Solo oggi molti si rendono conto di quanto i media digitali plasmino le nostre vite, sia in positivo che in negativo. L’uso consapevole della tecnologia non è più una questione di età: tutte le generazioni stanno iniziando a confrontarsi con gli effetti. Cosa fa la quotidianità digitale con noi? Cosa significa condividere dati personali? Come riconosciamo le fake news o i deepfake e cosa fa l’intelligenza artificiale al nostro modo di pensare?

Si pongono domande fondamentali:
Come possiamo utilizzare gli strumenti digitali in modo sensato, senza farci dominare da essi? Come possiamo promuovere una comunicazione rispettosa e contrastare il cyberbullismo? Come possiamo rafforzare la nostra resilienza, sia offline che online?

Perché: chi è interiormente stabile può affrontare le sfide digitali con maggiore serenità.
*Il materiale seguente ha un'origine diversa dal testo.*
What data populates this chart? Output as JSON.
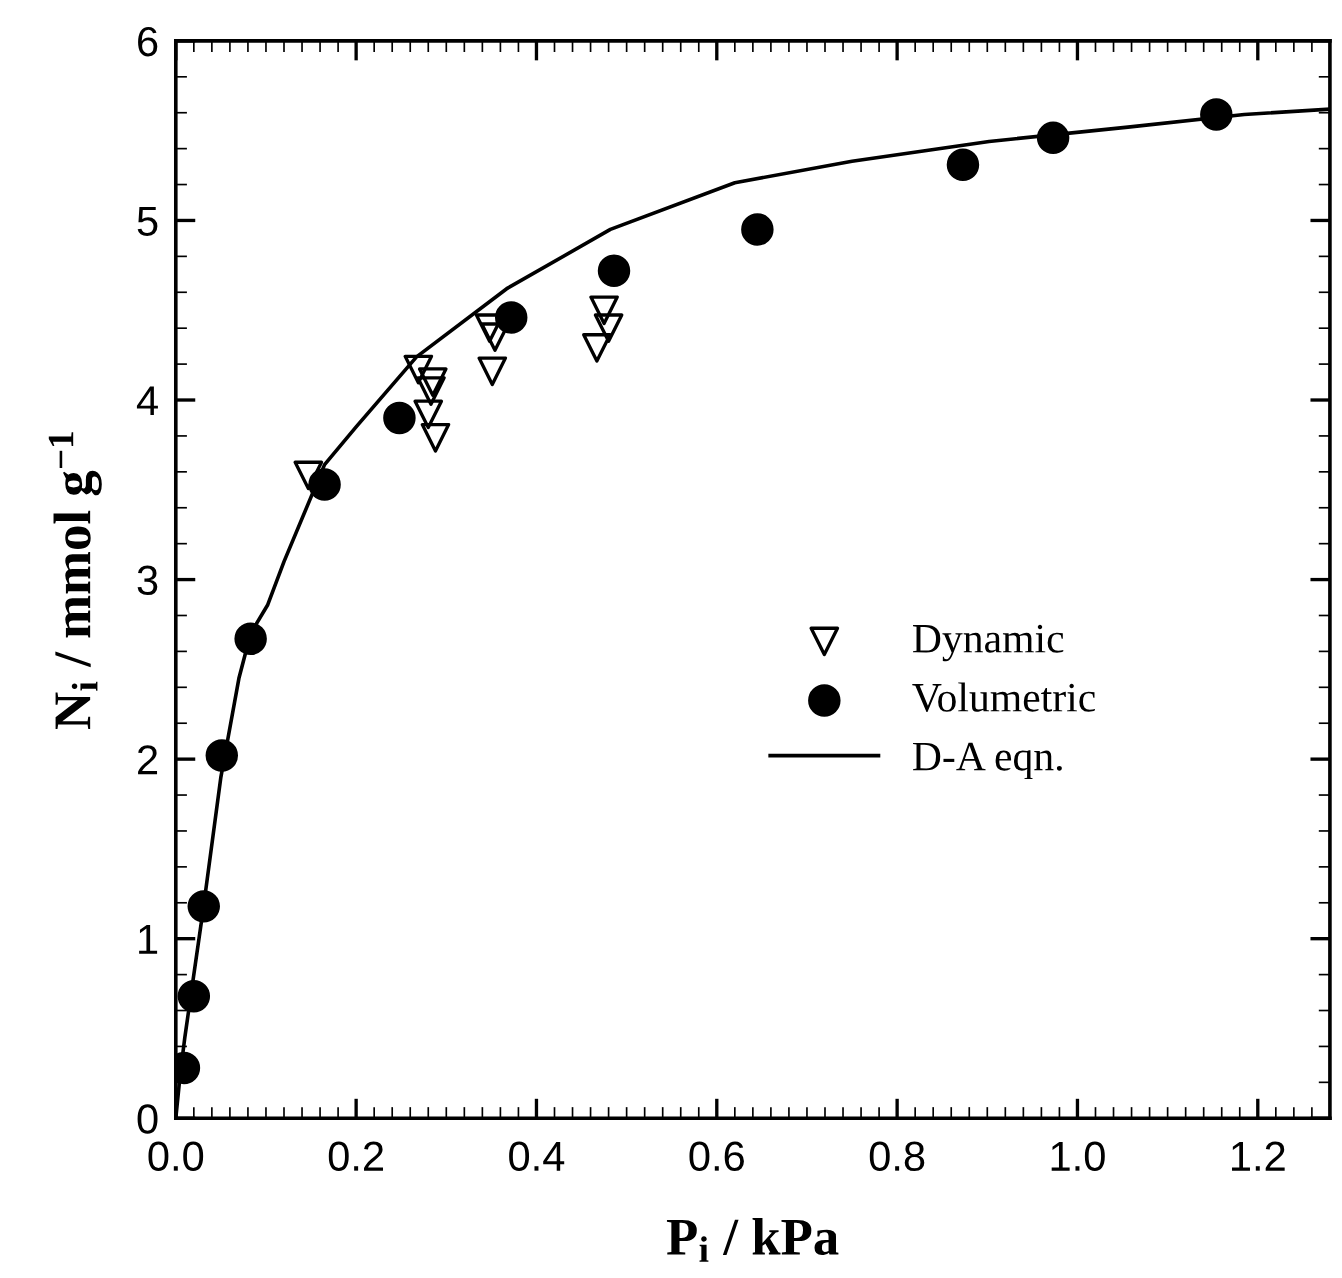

La tecnologia può fare molto, ma il lato umano, la nostra empatia, la consapevolezza di sé e la competenza sociale, rimangono insostituibili. Solo così utilizziamo veramente la digitalizzazione a vantaggio dell'uomo.

Netpathie

Plasare insieme il futuro digitale significa: consentire la partecipazione, trasmettere conoscenze, agire in modo preventivo. Quando le generazioni imparano le une dalle altre, si crea una forte coesione. Si tratta di qualcosa di più della semplice tecnologia: si tratta dell’uomo. Il nostro ritmo non deve corrispondere a quello delle macchine. Si tratta di pensiero critico, intelligenza emotiva e della domanda: come vogliamo vivere ed essere connessi tra noi?

Netpathie unisce tutti questi aspetti, insieme a voi. Per una coesistenza digitale che rafforza, protegge e connette. In modo sostenibile e umano.

Man mano che sempre più intelligenza artificiale entra nel mondo, sempre più intelligenza emotiva deve entrare nella leadership.